Actor, director, playwright, influential drama lecturer and theatre administrator Malcolm Purkey is devastated by the trouble the school is in and believes there is no way it should ever be allowed to close.
“It’s a desperate shame for the whole city and a shocking tragedy for the arts. The school has a fantastic track record and has produced record numbers of artists across the board,” said Purkey, who has been involved with the school and worked on several “I Love Jozi” productions at the school.
“I am a patron of the place and believe it’s time to come up with emergency funding and review our attitudes to arts funding. We are deeply disrespectful of our arts and culture in this country. In America you get children learning to play an instrument from age five and that is why you find their people so deeply engaged in music. Here we have produced some of the greatest artists in the world and yet we don’t know how to support them.”
Art therapist Kate Shand is deeply concerned about the possibility of the school losing some of its school governing board posts.

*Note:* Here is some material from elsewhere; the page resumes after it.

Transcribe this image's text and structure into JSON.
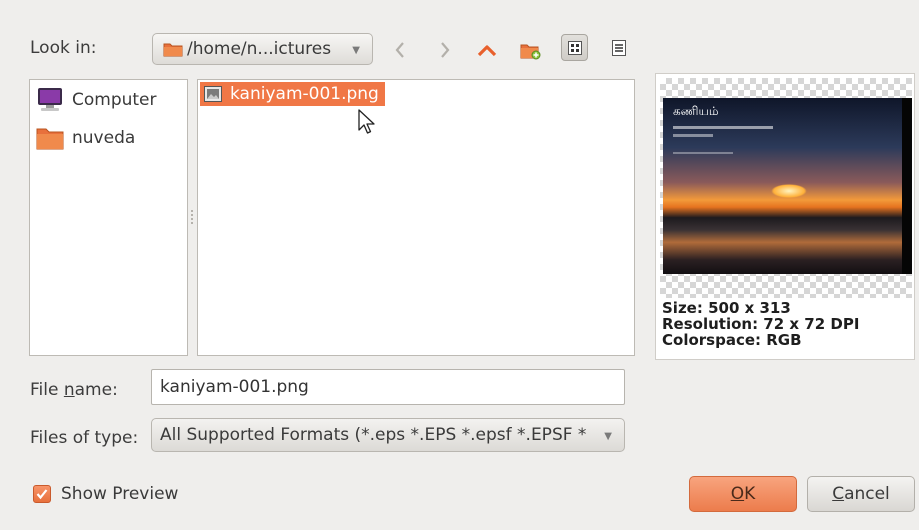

“My daughter is a drama teacher at the school and I support one of the learners, so I can't claim to be unbiased. But it really is an important school that supports and nurtures enormous creativity and without it some of those children would be forced to go to schools with no arts at all,” she said.
“We live in a traumatised society and I believe the arts help us be more responsive, empathetic and resilient. It's not just an endeavour, it's emotional and social wellbeing. People should be throwing money at it because it showcases the best of what Joburg is and has to offer and a form of collective healing.”
National Arts Council (NAC) spokesperson Sibonelo Chauke said while the council agreed that there was a need for specialist arts schools, they did not fund them and would get involved only in specific art-related projects that meet NAC funding guidelines and criteria, and that the education department was best placed to comment.
Efforts to get comment from the department of education were unsuccessful.